The idea of having employees pay the difference for higher-cost services is not new. About 39 percent of large employers surveyed in an August National Business Group on Health report said they use the technique in their prescription drug programs, often by requiring workers who want a brand-name drug when a generic is available to pay the difference. Some employers encourage workers to use “high-performance” networks of doctors or hospitals by lowering their co-payments if they seek care there.
But only about 1 percent of employers in the August survey use reference pricing like Prodigy, for lab tests, radiology exams or other medical services.
The approach faces challenges. For one thing, it can be hard to explain to employees. Prodigy, for example, hired someone solely to help workers select a facility that meets the price limits. Also, patients may be hesitant to question their doctor about costs or reluctant to switch to a different physician or hospital.
Focus groups show that people generally don’t like shopping around for health care, says Jack Hoadley, research professor at the Health Policy Institute at Georgetown University. “It’s one thing to go from store to store to see how much toilet paper costs, but with doctors, you don’t have an easy way to find out. It feels unnatural and uncomfortable to ask a doctor how much they would charge.”
Still, the trend is further fueling efforts by employers and other groups to push for more quality data, Lansky says. He recalls a recent conversation with members of the American Gastroenterological Association who are developing a registry that will eventually track the quality of colonoscopy providers. “They don’t want to see a market where (only) the cheapest places do well,” he says. “They want to reward physicians who are doing high-quality care and put in place a system that makes that visible.”
Checking on doctors
Consumers can’t yet check the registry to find out if their doctor does a better job than one across town. It is under development, says Joel Brill, chief medical officer for the AGA’s digestive health project, who hopes employers and insurers work with the doctors.

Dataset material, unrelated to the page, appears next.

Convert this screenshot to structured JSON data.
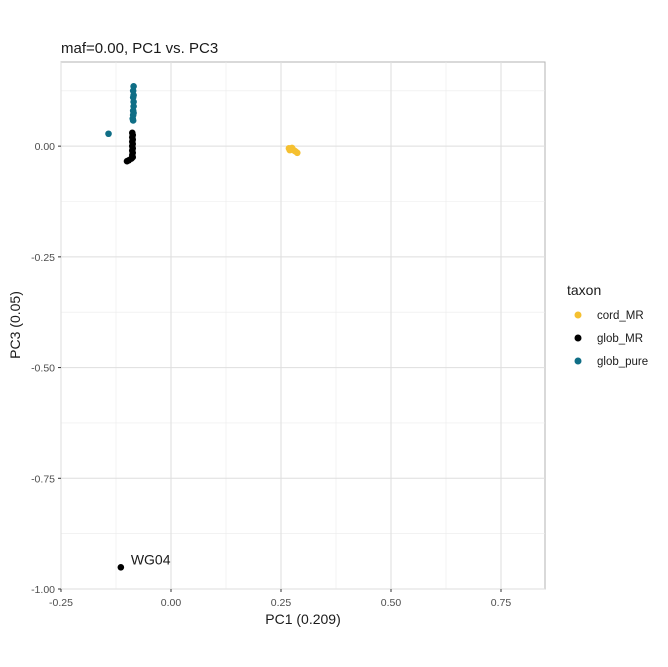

“We would welcome inquiries by the likes of Safeway or CalPERS to work collaboratively with us to help develop” what to track and measure in the registry, he says.
Anthem, the insurer running the new hip and knee program for CalPERS, says it will track the outcomes to make sure “they are at least as good” as what was seen before the change, says medical director Jeff Kamil. About 90 percent of the hospitals in Anthem’s California network met the reference price for hip or knee replacement, including Cedars-Sinai, UCLA and other well-known medical centers.
Anthem provides transportation costs for patients who live too far from one of the centers. About 77 percent of the covered workers having the procedure since launch have gone to one of the reference-price hospitals, Kamil says.
Ann Boynton, deputy executive officer of benefit programs policy and planning at CalPERS, says the 46 hospitals were chosen after CalPERS analyzed what it was paying for hip and knee replacements under its previous arrangement and found it ranged from as little as $15,000 to more than $100,000.
Kamil says the $30,000 limit for hips and knees is not a median but was selected after looking at the range in costs and taking off the really high and really low numbers. The program, he says, should save CalPERS about 20 percent of the cost of the procedures.
“This is the future for select procedures where people can shop,” says Kamil.